El Tribunal Supremo, con el apoyo del fiscal, ha ratificado la sentencia dictada el pasado marzo por el Tribunal Militar Central, que declaró probado que Lezcano-Mújica incurrió en ese delito en su doble modalidad de trato degradante a un inferior y maltrato de obra.

Los hechos sucedieron entre abril de 2008 y junio de 2009 en un regimiento de transmisiones del Ejército de Tierra. El entonces teniente coronel Lezcano-Mújica intentó, primero, conseguir los favores sexuales de la capitana y, ante la negativa de ésta, adoptó una actitud hostil hacia ella en el terreno profesional.

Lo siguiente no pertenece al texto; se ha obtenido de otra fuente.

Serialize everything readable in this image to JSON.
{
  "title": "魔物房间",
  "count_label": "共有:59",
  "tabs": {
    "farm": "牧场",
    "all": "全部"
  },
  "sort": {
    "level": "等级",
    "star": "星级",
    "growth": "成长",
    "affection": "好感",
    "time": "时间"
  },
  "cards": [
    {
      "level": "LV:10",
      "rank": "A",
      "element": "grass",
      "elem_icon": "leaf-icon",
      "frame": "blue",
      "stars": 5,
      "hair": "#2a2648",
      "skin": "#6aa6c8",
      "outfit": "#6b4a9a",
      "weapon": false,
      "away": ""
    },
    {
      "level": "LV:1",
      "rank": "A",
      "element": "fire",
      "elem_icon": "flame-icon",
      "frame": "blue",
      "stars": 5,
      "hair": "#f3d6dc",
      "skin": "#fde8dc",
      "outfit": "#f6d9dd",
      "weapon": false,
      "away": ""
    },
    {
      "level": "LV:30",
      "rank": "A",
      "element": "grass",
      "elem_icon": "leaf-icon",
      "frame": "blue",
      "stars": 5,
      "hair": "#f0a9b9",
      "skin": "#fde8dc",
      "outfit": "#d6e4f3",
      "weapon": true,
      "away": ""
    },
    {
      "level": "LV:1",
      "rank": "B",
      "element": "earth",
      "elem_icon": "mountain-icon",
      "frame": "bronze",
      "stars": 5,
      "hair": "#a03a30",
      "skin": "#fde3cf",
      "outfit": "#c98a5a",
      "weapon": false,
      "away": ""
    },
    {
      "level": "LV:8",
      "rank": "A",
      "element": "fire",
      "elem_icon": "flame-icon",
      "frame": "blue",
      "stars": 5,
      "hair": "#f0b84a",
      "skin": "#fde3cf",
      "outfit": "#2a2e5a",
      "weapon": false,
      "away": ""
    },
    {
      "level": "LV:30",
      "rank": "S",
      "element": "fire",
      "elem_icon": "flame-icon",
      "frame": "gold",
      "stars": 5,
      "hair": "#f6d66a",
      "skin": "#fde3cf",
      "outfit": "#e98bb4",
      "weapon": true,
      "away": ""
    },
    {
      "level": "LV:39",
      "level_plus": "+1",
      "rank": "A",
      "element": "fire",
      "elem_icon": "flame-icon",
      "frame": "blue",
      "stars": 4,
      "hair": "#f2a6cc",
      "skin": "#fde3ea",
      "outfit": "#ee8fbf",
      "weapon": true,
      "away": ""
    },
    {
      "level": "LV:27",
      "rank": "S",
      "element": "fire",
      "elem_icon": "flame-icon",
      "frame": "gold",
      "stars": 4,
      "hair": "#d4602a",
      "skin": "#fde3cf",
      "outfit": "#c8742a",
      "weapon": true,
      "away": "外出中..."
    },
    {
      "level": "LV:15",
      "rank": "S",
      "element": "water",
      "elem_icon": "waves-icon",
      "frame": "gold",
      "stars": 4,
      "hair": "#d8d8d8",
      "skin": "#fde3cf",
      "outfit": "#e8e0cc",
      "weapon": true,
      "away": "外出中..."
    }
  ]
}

De acuerdo con los hechos probados, en la primera ocasión en que la capitana se presentó a Lezcano-Mújica, éste la comisionó para acudir con él a una reunión fuera de la unidad en sustitución de otro oficial. «Vendrás como secretaria, ya sabes, como una secretaria de falda corta», le dijo.

Durante esa reunión, estando alrededor de una mesa, el condenado «aprovechó para poner una mano en la pierna de la capitana, acariciándola y subiendo hacia la entrepierna». Ella se levantó bruscamente y, a la vuelta del viaje, dio cuenta de lo sucedido al jefe de su batallón. En otra ocasión, al término de una reunión, Lezcano-Mújica «detuvo a la oficial agarrándola por un brazo y, comenzando a acariciarla, le decía que tenía que llevarse bien con él».

Un episodio similar a éste se repitió al día siguiente. Entonces la oficial le espetó que «mientras vistiera uniforme, para él ella era un capitán y no una mujer». El coronel le respondió que «se arrepentiría».

A partir de ese momento, Lezcano-Mújica empezó a hostigarla en el trabajo. La abroncaba públicamente, la ponía en ridículo e incluso llegó a ordenar a un teniente que, en una tienda modular asignada a la capitana, pintara su nombre seguido de la leyenda «no vuelvas». La pintada «fue presenciada por todo el personal que participó en las maniobras».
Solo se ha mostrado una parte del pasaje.